11. Internationale Permafrostkonferenz (ICOP) vom 20. bis 24. Juni 2016 in Potsdam

Dr. Andreas Johnsson über Analogien zwischen Permafrost-Landschaftsformen auf der Erde und dem Planeten Mars


Fast ein Viertel der Landoberfläche der Erde zählt zur Permafrostzone. Das bedeutet, daß hier mindestens zwei Jahre lang ununterbrochen Temperaturen unter dem Gefrierpunkt herrschen. Das gilt für die Polargebiete sowie die Hochgebirge. Unser Nachbarplanet Mars dagegen weist auf allen Breiten Permafrost auf. Auch wenn die Temperaturen dort tagsüber beispielsweise in Höhe des Äquators auf +20 Grad steigen können, kühlt die Region nachts auf -85 Grad ab.

So wundert es nicht, daß der Mars ebenfalls ein Forschungsgegenstand war, über den auf der 11. Internationalen Permafrostkonferenz (ICOP), die das Alfred-Wegener-Institut Helmholtz Zentrum für Polar- und Meeresforschung (AWI) vom 20. bis 24. Juni 2016 in Potsdam organisiert hat, berichtet wurde. Als Stellvertreter von Dr. Ernst Hauber (DLR - Institut für Planetenforschung), der verhindert war, hielt der schwedische Permafrostforscher Dr.
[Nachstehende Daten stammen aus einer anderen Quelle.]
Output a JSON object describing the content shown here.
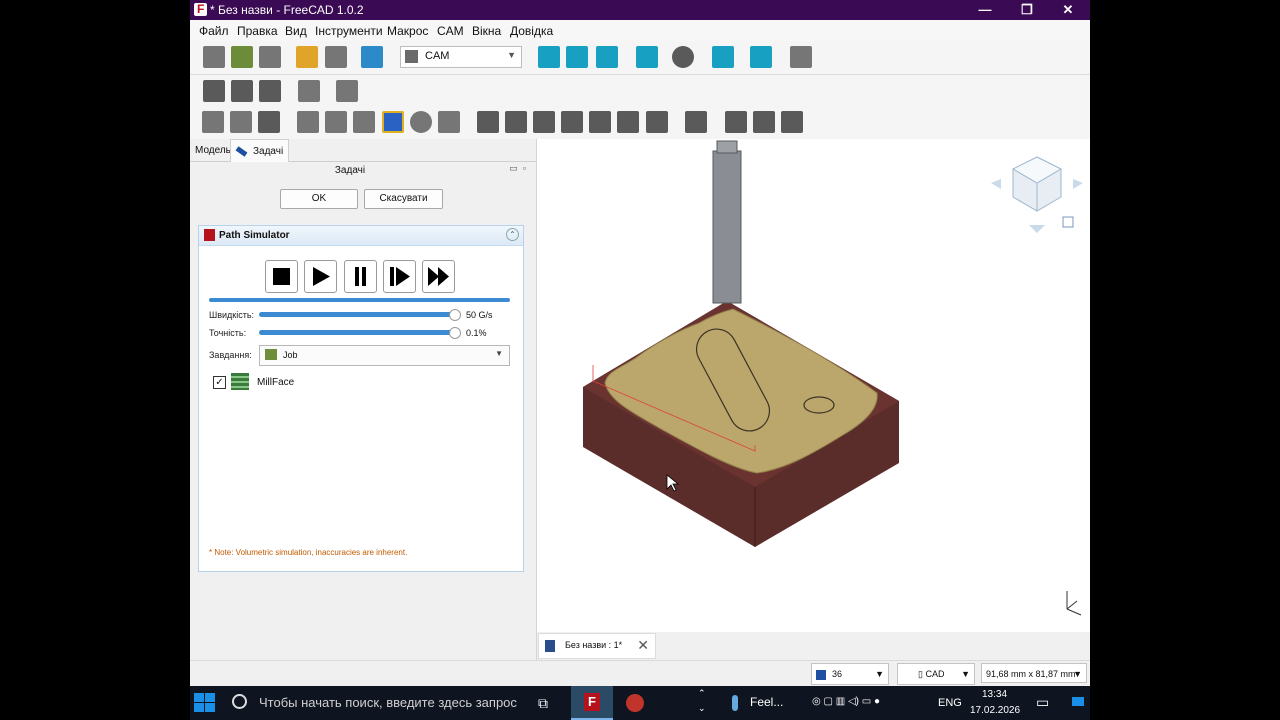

Andreas Johnsson vom Department of Earth Sciences der Universität Göteborg einen Vortrag über Analogien von Svalbard und der Antarktis zur jüngsten Klimaentwicklung des Mars. [1]

Vor vier Jahren hatte der schwedische Wissenschaftler seine Doktorarbeit mit dem Titel "Cold-climate landforms on Mars and Earth-analogues in Svalbard" [2] vorgelegt, was ihn natürlich dazu prädestinierte, für den ursprünglich vorgesehenen Referenten einzuspringen.


Porträt - Foto: © 2016 by Schattenblick

Dr. Andreas Johnsson
Foto: © 2016 by Schattenblick

Vermutlich besaß der Mars einst ein Klima ähnlich dem der Erde, heute ist seine Atmosphäre jedoch weitgehend verschwunden. Nicht zuletzt das Anliegen, mehr über die Umstände dieses Verlustes herauszufinden, um die Frage zu beantworten, ob das gleiche mit der Erde passieren kann, begründet die Marsforschung.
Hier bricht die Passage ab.